Trading Times -- When do you trade?

Discussion in 'Trading' started by funky, Aug 2, 2003.

  1. For me 1130-1400 EST are the worst times to open a new trade. Usually, the market is full of chops and fake breakouts during this time. It might be great for scalpers though.
     
    #11     Aug 2, 2003
  2. matt5555

    matt5555

    I worked at a market maker (liquidty provider, whatever they want to call it) and they don't have a lunch 'break'. They cater in-house and eat lunch at their desk.

    True however, 11-2:30 its really ho-hum boring...
     
    #12     Aug 2, 2003
  3. bubba7

    bubba7

    If you "tape" trends you can eliminate some problems with seeing the end of a trend.

    The essence is slowing down.

    Trends are formed with bars. and their envelope is usually a channel at it's simplest. Math of bands does not work for obvious reasons all well documented.

    If you go to slower fractals, you see the character of a trend change. At some point most of the bars in a trend look to be the same length and the channe; appears as having width that is filled with bars.

    This is a "tape". Like putting tape between the channel lines. If you monitor tapes, then life is relaxing.
    To maximize profits, you slip down to the next faster fractal and use indicators to get you out.

    After while you can use trend endings to decide the modus of the market. Sometimes it is an enter/exit modus and other times it is a reversal modus.

    About the time you notice you cannot differentiate the favorable and unfavorable parts o the day, you will be at the point where you can adopt a twin modus approach. You are only at the entry/exit modus now. If you use reversals now you will be giving back some porfits.
     
    #13     Aug 2, 2003
  4. bubba7

    bubba7

    You can get past this.

    It takes about three distinct steps, some of which you may be doing now.

    Do not exit on stops.

    Learn what stops trends and complete your turn then.

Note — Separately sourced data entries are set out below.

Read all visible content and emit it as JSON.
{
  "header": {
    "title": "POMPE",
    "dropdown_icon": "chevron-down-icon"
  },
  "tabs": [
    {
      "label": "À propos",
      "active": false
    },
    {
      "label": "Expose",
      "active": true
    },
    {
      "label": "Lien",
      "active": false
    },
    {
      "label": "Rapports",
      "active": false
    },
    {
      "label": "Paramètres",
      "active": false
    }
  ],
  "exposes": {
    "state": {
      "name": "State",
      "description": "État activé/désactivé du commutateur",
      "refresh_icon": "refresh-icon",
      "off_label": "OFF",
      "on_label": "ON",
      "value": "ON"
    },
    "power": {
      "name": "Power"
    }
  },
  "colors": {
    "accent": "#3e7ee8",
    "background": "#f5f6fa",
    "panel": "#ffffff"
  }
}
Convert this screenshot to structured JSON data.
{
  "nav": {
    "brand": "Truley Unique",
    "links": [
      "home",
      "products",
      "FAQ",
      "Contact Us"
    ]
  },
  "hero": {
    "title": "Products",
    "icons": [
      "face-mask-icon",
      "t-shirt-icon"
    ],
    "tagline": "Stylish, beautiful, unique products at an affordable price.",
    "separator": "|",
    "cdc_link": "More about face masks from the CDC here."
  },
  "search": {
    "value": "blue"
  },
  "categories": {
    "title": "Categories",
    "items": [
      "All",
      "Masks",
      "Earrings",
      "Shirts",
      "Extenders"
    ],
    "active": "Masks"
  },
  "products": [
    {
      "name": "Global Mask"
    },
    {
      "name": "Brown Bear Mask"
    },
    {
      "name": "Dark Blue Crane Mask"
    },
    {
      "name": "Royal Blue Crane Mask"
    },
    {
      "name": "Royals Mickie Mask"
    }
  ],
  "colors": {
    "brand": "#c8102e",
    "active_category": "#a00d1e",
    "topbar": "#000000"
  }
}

    On screwed up entires do a flat exit.

    When you are fluent in executing on all these unemotionally and have thus cut drawdowns almost out of existance, you can begin to trade ahead of scalpers (See scientist and some of baggerlords actual trades when posted) and let them "push" your trades during what you now see as chop and fake BO's.

    Leading indicators will always be there to use.
     
    #14     Aug 2, 2003
  5. Bubba7,

    Thanks for your post. I agree with you. But I don't like that style of trading since it takes too much mental energy out of me. I'd rather stay out and conserve my energy for the rest of the day.

    Thanks.

    Chinook
     
    #15     Aug 2, 2003
  6. most profitable trades for me is during the time of most volatility:

    first 15 minutes at the open and

    last 15 minutes before the close
     
    #16     Aug 2, 2003
  7. You've identified that it is 'full of fake breakouts etc., waiting for them to occur and fading them is a great way to make low risk $$$, and you can even switch sides quickly on the less frequent occasions that they turn out to be real and pick up decent moves because you are in the groove of the market...

    Best

    Natalie
     
    #17     Aug 2, 2003
  8. Ken_DTU

    Ken_DTU

    fwiw I like 9:40-10:30 am best, rarely 10:30-11am and that's it. no trading after 11am unless a rare 2-day high/low continuation rally/selloff day. for the other 95% of the time, it's all first-hour trading..

    "Prime time" = Tue/Wed/Thur 9:40am-10:30am

    I also take day-of-week into account (eg I prefer tue/wed/thursdays primarily... as fridays have lighter volume, and mondays may be slow starts etc) and seasonal/holiday/triple witching etc for which days are best..

    also take trin, current strongest-moving sectors, "how many gap stocks are there this morning - many or just a few?", and nas premkt futures ($QMI in esig) into account..


    ken
     
    #18     Aug 2, 2003
  9. Mecro

    Mecro

    Excellent post

    For scalping you seem to be right on the money.
     
    #19     Aug 3, 2003
  10. Thanks for your post. Usually during this time (obviously) volume is very low and it takes a long time for NQ/ES move. Trading during this time just drains my mental power --I'd rather wait or do something else and get ready for the rest of the day.